Manville Jenckes Company

also known as Jenckes Spinning Company, New England Paper Tube, Conrad Manufacturing

A large two- and three-story mill complex bordered by Conant, Pine, Barton, and Weeden Streets

About this Property

Current Events

This large complex is mixed light industrial and storage along with nearby Easton Burnham Machine/ (now razed), which was proposed to be mixed live/work studio space. 297 Barton Street is now light industrial, and 195 Weeden Street, the old powerhouse (center of photo #3), is also light industrial.

History

More Photos

From the Pawtucket Mill Building survey, prepared by the Preservation Society of Pawtucket, 1990, reprinted 1995

The former Manville Jenckes Company mills (NE Paper Tube) is a tightly packed group of 4-story brick mills and two 2-story weave sheds. Construction was begun on the site in the 1880s, and the last mill was built in 1919.

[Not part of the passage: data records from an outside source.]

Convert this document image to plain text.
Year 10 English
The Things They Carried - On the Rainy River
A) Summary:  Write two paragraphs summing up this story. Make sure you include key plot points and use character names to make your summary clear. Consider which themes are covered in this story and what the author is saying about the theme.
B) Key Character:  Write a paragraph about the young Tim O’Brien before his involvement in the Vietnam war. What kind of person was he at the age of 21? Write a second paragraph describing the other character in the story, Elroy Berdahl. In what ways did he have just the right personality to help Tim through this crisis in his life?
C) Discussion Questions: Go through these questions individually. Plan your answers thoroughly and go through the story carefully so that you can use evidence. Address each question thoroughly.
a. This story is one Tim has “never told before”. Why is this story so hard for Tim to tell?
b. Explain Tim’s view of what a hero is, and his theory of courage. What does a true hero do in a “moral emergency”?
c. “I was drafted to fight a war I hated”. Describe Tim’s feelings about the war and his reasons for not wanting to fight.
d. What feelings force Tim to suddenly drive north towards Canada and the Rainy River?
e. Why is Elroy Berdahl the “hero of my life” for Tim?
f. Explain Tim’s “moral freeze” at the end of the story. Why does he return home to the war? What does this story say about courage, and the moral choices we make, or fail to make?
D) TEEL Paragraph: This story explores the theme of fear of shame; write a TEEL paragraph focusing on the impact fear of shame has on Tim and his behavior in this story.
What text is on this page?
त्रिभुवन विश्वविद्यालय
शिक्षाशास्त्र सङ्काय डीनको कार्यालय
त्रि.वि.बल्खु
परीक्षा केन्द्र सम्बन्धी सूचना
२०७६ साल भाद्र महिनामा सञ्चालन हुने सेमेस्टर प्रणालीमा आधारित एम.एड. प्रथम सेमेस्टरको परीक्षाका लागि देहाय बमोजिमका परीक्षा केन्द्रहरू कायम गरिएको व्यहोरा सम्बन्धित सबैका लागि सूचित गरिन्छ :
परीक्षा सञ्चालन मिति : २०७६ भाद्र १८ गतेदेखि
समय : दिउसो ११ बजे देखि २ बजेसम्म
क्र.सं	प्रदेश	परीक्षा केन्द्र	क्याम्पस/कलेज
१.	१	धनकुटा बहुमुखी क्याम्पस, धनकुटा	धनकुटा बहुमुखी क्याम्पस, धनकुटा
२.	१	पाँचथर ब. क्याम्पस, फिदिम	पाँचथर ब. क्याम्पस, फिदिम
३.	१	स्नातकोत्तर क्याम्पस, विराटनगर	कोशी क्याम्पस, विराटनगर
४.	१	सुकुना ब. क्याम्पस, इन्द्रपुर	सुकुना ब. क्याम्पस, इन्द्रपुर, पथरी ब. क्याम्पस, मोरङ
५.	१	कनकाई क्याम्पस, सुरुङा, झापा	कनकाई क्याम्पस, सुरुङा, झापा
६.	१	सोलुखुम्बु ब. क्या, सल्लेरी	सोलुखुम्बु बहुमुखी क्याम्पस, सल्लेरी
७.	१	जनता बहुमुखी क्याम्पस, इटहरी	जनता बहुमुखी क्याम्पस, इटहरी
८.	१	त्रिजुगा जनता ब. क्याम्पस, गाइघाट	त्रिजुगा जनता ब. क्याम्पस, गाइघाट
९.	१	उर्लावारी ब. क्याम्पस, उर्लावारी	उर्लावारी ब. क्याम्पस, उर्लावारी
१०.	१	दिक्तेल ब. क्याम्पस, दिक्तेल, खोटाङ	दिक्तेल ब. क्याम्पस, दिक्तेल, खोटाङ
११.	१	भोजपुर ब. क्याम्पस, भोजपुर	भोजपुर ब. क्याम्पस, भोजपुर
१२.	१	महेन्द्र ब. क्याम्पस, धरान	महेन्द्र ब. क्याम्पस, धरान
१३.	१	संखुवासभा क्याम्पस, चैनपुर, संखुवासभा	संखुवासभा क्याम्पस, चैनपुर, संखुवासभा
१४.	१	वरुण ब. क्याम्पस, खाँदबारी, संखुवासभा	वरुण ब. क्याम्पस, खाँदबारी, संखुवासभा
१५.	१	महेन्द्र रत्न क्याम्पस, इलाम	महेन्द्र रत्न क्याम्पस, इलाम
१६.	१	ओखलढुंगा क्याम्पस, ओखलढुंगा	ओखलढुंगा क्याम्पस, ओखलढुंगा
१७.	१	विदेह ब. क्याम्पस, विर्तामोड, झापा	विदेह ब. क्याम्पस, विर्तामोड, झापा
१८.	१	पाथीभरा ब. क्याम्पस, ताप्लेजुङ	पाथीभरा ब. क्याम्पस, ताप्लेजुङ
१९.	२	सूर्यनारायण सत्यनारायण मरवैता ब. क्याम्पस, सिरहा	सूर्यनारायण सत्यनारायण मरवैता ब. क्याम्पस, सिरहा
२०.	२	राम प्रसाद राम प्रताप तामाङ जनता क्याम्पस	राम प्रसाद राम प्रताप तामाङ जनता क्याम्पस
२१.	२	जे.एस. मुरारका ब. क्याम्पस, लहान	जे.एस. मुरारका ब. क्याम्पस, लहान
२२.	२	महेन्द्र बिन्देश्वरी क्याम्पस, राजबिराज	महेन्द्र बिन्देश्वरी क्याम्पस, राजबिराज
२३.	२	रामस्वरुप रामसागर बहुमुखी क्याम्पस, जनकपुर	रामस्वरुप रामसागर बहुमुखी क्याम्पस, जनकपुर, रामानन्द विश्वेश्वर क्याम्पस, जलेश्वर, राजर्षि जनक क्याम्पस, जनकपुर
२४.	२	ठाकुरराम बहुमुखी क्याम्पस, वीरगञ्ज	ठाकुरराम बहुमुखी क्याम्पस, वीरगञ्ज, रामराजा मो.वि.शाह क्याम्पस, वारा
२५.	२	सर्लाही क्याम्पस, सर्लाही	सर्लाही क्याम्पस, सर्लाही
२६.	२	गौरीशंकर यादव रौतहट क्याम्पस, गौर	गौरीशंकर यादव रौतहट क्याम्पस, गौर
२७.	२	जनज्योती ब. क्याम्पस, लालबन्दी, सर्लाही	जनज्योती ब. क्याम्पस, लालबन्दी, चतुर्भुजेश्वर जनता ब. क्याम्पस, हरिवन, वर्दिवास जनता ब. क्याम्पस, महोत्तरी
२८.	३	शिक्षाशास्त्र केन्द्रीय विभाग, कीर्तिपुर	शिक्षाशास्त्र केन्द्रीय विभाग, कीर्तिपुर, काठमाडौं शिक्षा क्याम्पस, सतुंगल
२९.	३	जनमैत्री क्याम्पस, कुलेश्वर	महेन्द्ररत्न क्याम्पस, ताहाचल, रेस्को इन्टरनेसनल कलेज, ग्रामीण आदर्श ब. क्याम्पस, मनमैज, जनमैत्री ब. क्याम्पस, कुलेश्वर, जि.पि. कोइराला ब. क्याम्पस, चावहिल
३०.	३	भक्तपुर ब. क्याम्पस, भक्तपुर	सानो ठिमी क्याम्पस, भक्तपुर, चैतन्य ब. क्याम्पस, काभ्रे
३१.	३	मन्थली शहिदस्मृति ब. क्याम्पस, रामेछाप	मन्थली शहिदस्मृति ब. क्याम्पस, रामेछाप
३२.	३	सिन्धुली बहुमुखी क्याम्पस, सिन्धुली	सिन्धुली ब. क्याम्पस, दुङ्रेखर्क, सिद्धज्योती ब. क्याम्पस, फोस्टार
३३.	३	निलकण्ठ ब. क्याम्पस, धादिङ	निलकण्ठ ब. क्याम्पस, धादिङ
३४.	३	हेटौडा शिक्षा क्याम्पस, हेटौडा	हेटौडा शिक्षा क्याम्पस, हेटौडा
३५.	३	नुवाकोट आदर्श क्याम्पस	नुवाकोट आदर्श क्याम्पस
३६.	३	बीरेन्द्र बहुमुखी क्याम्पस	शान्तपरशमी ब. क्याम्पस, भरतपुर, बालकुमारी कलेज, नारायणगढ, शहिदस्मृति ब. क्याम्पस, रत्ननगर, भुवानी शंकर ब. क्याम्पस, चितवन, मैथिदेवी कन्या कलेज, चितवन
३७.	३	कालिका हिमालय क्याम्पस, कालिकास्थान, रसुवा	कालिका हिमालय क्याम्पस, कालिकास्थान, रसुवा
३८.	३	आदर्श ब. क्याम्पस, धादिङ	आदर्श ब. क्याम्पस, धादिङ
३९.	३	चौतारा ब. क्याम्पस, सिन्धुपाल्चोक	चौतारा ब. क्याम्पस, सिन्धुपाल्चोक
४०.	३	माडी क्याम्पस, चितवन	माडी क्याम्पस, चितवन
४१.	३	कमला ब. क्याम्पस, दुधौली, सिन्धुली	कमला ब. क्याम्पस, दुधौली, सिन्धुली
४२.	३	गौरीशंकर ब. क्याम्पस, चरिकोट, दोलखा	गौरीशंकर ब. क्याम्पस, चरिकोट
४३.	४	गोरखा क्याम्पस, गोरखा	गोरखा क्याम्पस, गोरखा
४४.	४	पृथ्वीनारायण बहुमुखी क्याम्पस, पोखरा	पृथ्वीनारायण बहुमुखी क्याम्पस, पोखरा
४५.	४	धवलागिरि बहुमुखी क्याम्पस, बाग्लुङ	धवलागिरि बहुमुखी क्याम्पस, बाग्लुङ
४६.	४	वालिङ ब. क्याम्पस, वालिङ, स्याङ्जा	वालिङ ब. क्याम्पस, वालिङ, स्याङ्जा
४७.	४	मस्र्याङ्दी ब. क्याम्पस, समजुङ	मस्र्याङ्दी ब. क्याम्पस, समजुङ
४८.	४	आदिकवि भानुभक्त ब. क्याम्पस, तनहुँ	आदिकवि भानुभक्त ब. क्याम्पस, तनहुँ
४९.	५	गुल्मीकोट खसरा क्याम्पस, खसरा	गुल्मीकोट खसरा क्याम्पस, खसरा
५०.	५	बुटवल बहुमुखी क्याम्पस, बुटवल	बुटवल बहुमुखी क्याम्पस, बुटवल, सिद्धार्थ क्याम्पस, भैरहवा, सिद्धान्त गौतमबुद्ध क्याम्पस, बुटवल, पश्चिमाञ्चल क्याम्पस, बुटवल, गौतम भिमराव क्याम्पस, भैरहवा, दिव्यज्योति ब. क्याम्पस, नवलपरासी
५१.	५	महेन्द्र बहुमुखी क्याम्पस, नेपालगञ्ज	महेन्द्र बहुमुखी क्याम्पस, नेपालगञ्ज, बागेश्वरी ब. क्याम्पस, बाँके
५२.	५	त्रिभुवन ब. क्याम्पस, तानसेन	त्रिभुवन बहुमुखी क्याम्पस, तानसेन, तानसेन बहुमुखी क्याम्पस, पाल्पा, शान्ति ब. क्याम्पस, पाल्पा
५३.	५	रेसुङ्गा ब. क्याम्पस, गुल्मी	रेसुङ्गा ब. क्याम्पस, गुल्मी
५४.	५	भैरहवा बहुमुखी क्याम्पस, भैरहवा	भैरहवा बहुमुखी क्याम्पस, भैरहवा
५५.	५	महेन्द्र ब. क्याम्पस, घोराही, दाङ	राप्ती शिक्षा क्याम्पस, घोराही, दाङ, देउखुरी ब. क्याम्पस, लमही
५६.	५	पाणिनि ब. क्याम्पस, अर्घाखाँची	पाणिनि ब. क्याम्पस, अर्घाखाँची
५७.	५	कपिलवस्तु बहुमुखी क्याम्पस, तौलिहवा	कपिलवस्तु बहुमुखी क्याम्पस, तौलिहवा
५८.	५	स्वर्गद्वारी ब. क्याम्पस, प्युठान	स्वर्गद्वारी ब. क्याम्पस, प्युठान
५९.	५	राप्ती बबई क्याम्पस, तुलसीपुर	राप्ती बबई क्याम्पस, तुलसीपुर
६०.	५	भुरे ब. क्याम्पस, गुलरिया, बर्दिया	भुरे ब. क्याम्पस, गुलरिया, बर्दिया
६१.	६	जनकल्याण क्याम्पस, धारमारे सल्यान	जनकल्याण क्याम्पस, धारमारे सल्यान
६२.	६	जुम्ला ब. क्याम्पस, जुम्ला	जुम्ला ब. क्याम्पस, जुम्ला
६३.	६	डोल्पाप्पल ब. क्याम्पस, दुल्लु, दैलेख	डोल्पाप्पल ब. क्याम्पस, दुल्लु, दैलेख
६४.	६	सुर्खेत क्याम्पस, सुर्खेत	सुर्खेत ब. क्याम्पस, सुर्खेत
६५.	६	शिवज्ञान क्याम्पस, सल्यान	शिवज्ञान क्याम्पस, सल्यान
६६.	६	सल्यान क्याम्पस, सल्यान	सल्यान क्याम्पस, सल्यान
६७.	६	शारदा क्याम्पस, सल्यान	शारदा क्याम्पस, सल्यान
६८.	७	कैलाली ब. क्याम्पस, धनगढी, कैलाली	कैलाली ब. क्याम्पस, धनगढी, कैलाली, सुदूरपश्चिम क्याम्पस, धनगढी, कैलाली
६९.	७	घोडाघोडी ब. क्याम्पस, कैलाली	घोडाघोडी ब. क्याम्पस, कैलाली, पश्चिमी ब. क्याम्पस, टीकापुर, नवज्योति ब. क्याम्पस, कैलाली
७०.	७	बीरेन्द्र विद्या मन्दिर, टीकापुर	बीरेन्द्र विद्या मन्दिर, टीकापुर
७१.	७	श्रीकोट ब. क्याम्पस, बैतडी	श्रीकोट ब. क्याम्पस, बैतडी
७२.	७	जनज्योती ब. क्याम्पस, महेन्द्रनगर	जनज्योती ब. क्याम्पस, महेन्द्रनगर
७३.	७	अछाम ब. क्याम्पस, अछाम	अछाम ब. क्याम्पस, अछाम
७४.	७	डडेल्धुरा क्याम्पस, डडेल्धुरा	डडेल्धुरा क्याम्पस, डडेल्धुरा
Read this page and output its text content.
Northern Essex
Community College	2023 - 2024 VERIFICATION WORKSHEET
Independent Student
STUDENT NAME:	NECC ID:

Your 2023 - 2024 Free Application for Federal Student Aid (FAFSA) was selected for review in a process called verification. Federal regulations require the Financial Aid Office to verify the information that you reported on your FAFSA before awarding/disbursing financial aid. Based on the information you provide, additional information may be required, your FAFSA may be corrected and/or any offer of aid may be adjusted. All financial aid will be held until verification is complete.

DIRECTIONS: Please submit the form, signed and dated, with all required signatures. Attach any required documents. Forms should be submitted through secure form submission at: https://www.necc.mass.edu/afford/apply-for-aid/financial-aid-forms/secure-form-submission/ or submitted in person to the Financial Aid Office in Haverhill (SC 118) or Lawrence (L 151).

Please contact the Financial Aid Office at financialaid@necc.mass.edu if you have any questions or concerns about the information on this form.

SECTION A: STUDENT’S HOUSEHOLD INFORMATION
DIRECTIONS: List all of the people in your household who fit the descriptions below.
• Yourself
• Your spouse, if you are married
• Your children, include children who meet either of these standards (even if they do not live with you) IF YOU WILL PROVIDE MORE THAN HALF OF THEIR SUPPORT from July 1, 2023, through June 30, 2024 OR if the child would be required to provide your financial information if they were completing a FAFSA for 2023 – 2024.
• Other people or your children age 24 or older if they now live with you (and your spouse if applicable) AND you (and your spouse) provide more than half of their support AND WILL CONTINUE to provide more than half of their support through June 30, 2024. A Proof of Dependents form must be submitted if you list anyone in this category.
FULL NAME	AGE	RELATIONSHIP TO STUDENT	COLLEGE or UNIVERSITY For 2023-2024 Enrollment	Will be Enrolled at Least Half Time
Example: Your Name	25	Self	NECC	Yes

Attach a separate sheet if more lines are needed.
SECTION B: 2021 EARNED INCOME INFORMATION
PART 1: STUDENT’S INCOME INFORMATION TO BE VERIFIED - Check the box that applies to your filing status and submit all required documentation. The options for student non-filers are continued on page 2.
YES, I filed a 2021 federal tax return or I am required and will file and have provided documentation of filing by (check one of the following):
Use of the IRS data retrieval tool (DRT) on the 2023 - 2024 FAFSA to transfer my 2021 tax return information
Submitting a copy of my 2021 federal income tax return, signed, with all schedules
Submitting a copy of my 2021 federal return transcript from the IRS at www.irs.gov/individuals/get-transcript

Conrad Manufacturing used to occupy the simple two story sawtooth weave shed. The sawtooth design allowed the most natural light onto the floor. The brick work has been repaired and most of the mortar looks new. On the second floor beneath the sawtooth roof are a set of new windows, very nice arched stationary sets with two 4 over 4 sliding windows. The round windows along each point of the sawtooth have also been repaired or replaced.

From the RIHPHC’s survey of Providence Industrial Sites, July 1981

This complex of 4-story brick mills and 1-story weave sheds, located between Conant and Barton Streets in Pawtucket, was once part of the Manville Jenckes Company. The company’s founder, Nathan Hicks, began producing ring travelers (the c-shaped metal clips which replaced the flyer arms in the change from throstle to ring spinning) in 1854 in the Old Slater Mill. About 1870, he was joined by Edwin and Joseph Jenckes of Woonsocket, and during the 1880s, construction began at the present site — the mills facing Barton Street were built about 1900.

The oldest section, built gable end to the street, housed the Jenckes Knitting Machine Company, separately incorporated in 1903. Between 1916 and 1919, the company built the 4-story, brick-pier mill facing Conant Street. Designed to contain 53,000 spindles for the production of tire fabric, the mill was formally controlled by the Tamarack Company, a firm which was simply a part of the expanding Jenckes Company. In 1923, the Jenckes Spinning Company merged with the large Manville Company to become Manville Jenckes. By 1930, the firm controlled the mills in Pawtucket as well as mills in Manville and Woonsocket (the Social, Nourse, Harrison, and Globe Mills), and Georgiaville, Rhode Island. The firm’s Southern holdings included the famous Loray Mill of Gastonia, North Carolina, scene of a bloody and bitter strike in 1929.

Besides tire fabric and knitting machines, Manville Jenckes produced knitting yarn, hosiery, and silk, cotton, and synthetic cloth. Later taken over briefly by Textron, the Pawtucket mills are now divided among numerous tenants, some of whom are still involved in textiles.